Mudar de vida (e de adversário)

Não vale a pena entrar em comparações entre este jogo e o encontro de estreia de Portugal na Taça das Confederações. Por duas razões óbvias: a selecção nacional mudou e, acima de tudo, o calibre do adversário também. O que importa, isso sim, é reflectir sobre a forma como o campeão europeu se impôs ao anfitrião do torneio, como o “retirou do campo” durante uma hora e como soube esperar pelo momento certo para investir sobre o último terço.

Das quatro novidades lançadas no “onze”, Bruno Alves foi, naturalmente, a que menos impacto causou, num contexto em que Portugal teve muito controlo, muita bola e raramente se expôs nas transições defensivas. Adrien Silva trouxe consigo uma ligação mais directa com William no miolo (fruto dos automatismos no Sporting), Bernardo Silva introduziu no jogo menos verticalidade e mais movimentos interiores de qualidade, André Silva voltou a funcionar como um parceiro fiável para Ronaldo, controlando também com critério as zonas e os timings de pressão na saída de bola da Rússia. 

O espelho das boas escolhas de Fernando Santos foram 60 minutos de total domínio português. Com um 4x4x2 muito ligado (os sectores estiveram quase sempre próximos), Portugal conseguiu facilmente tirar partido da qualidade técnica de André Gomes, Adrien e Bernardo Silva para construir a partir de trás, uma tarefa também facilidade pela dificuldade do adversário em definir o momento do pressing. E foi a trocar a bola com facilidade que o campeão europeu chegou ao golo, graças a uma rápida variação do centro do jogo por parte de Bernardo à qual os russos não responderam atempadamente.

A perder ao intervalo, Stanislav Cherchesov fez subir o bloco no segundo tempo, lançando também Erokhin (mais dinâmico) para o lugar de Shishkin. A Rússia mantinha o 3x4x3 com que iniciara a partida, mas começava a tentar operar no meio-campo contrário. E à medida que Portugal foi recuando, o anfitrião foi mostrando atributos, desenhando a sua melhor jogada ofensiva aos 61’, numa transição que não deu em golo porque Smolov não chegou por milímetros ao cruzamento tenso de Samedov.

O adiantamento do adversário abria outra perspectiva à equipa portuguesa: a transição ofensiva e a exploração da profundidade.
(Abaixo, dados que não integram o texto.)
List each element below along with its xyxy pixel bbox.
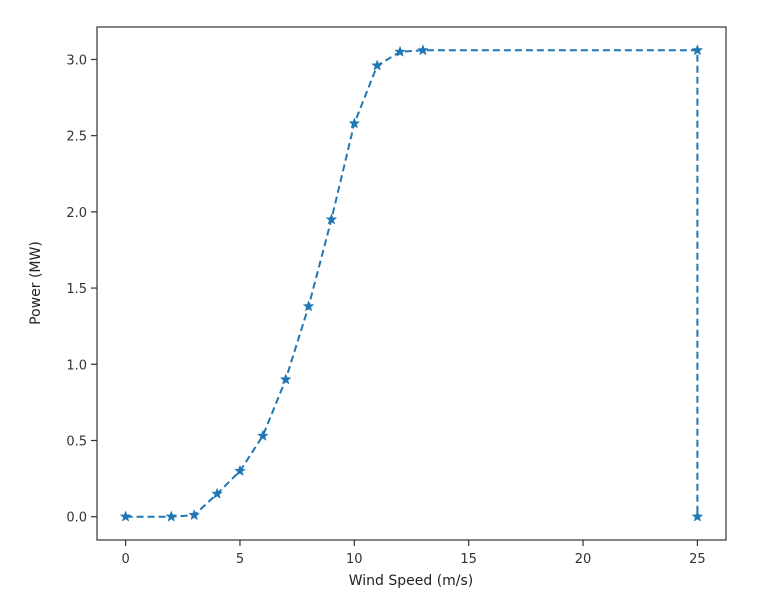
data-point	[119, 510, 132, 522]
data-point	[279, 373, 292, 385]
y-tick-label: 1.0	[66, 358, 87, 373]
y-tick-label: 2.0	[66, 206, 87, 221]
x-axis: 0 5 10 15 20 25	[121, 540, 706, 567]
data-point	[417, 44, 429, 56]
x-tick-label: 0	[121, 552, 129, 567]
y-tick-label: 0.5	[66, 434, 87, 449]
y-tick-label: 1.5	[66, 282, 87, 297]
x-tick-label: 25	[689, 552, 706, 567]
data-point	[691, 510, 704, 522]
x-axis-label: Wind Speed (m/s)	[349, 573, 474, 589]
y-axis: 0.0 0.5 1.0 1.5 2.0 2.5 3.0	[66, 53, 97, 526]
plot-frame	[96, 26, 727, 541]
data-point	[165, 510, 178, 522]
data-point	[188, 508, 201, 521]
data-point	[394, 45, 406, 57]
data-point	[302, 300, 315, 312]
y-tick-label: 0.0	[66, 511, 87, 526]
series-layer	[119, 44, 704, 522]
data-point	[348, 117, 361, 129]
x-tick-label: 5	[236, 552, 244, 567]
x-tick-label: 10	[346, 552, 363, 567]
data-point	[325, 213, 338, 225]
plot-area	[96, 26, 727, 541]
data-point	[234, 464, 246, 476]
x-tick-label: 20	[575, 552, 592, 567]
y-tick-label: 2.5	[66, 130, 87, 145]
y-axis-label: Power (MW)	[28, 241, 44, 325]
data-point	[371, 59, 384, 71]
data-point	[211, 487, 223, 499]
y-tick-label: 3.0	[66, 53, 87, 68]
x-tick-label: 15	[460, 552, 477, 567]
data-point	[256, 429, 269, 441]
data-point	[691, 44, 704, 56]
Com André Gomes mais interventivo, a funcionar quase sempre como terceiro homem no ataque ao último terço (Bernardo pasou a cuidar mais da primeira fase de construção), Portugal conseguiu criar uma mão-cheia de sobressaltos a Akinfeev, cada vez mais expostos pelo assumir do risco colectivo com um posicionamento mais audaz.
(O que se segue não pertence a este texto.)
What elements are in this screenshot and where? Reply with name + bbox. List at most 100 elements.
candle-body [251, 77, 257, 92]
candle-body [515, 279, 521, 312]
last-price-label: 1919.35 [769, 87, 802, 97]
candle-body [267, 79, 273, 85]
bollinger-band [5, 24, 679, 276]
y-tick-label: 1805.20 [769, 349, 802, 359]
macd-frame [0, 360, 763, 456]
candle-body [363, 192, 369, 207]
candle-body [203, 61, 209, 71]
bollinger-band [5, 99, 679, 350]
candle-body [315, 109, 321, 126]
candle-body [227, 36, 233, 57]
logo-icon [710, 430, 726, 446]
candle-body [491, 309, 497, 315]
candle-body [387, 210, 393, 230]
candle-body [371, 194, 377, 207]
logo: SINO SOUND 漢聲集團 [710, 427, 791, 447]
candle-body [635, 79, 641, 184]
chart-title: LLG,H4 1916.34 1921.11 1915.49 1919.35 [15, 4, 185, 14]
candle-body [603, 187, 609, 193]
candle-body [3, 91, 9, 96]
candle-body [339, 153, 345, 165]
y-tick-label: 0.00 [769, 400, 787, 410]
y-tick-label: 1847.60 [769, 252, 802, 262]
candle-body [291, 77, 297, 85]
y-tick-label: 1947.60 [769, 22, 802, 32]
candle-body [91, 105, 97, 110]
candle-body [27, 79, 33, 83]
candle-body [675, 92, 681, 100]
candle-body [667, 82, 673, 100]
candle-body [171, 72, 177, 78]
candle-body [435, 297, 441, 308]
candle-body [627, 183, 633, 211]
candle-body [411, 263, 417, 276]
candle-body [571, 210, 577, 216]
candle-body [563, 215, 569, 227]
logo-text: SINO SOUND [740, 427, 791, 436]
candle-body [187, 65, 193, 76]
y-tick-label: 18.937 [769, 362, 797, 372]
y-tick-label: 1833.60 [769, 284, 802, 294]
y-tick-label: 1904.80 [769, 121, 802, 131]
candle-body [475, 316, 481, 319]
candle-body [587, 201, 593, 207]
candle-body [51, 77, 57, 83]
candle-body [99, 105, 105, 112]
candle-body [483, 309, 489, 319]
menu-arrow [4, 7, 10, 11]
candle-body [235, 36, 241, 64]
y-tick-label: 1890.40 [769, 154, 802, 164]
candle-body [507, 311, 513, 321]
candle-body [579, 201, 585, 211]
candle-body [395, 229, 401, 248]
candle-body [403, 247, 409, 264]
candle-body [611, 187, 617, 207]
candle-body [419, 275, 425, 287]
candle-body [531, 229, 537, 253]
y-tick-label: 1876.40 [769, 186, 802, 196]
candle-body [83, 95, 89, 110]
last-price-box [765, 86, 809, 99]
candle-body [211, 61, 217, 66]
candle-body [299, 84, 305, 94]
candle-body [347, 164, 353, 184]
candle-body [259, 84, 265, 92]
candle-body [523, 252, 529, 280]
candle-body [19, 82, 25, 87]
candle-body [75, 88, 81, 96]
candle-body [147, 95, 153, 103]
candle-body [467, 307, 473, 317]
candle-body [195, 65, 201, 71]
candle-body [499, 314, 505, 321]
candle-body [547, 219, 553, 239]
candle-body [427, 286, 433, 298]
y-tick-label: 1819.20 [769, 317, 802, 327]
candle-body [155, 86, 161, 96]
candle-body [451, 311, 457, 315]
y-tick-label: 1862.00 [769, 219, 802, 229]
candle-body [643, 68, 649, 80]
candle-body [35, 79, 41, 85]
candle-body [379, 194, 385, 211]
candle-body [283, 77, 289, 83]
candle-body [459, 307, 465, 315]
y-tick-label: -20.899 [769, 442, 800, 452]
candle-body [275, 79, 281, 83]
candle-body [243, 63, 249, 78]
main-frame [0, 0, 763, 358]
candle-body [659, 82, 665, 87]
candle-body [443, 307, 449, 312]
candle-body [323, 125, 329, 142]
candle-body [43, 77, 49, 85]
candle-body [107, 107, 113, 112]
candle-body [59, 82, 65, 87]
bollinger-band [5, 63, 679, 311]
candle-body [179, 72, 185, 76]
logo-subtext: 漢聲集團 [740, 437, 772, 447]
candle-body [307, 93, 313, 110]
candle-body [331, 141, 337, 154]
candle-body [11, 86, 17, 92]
No último quarto de hora, os seleccionadores optaram por ideias diferentes. Com a entrada de Gelson e a saída de André Silva, Fernando Santos procurou a velocidade e verticalidade do extremo, deixando Ronaldo como única referência no eixo. Do lado oposto, Cherchesov lançou Poloz para fazer dupla com Smolov no ataque, alargando o “assalto” da Rússia à área portuguesa — e causando problemas que até então não se tinham vislumbrado.

Num torneio de muito curta duração, Portugal cumpriu a premissa de ir gerindo recursos e de manter bem vivo o apuramento para as meias-finais. Uma lógica para manter diante da Nova Zelândia?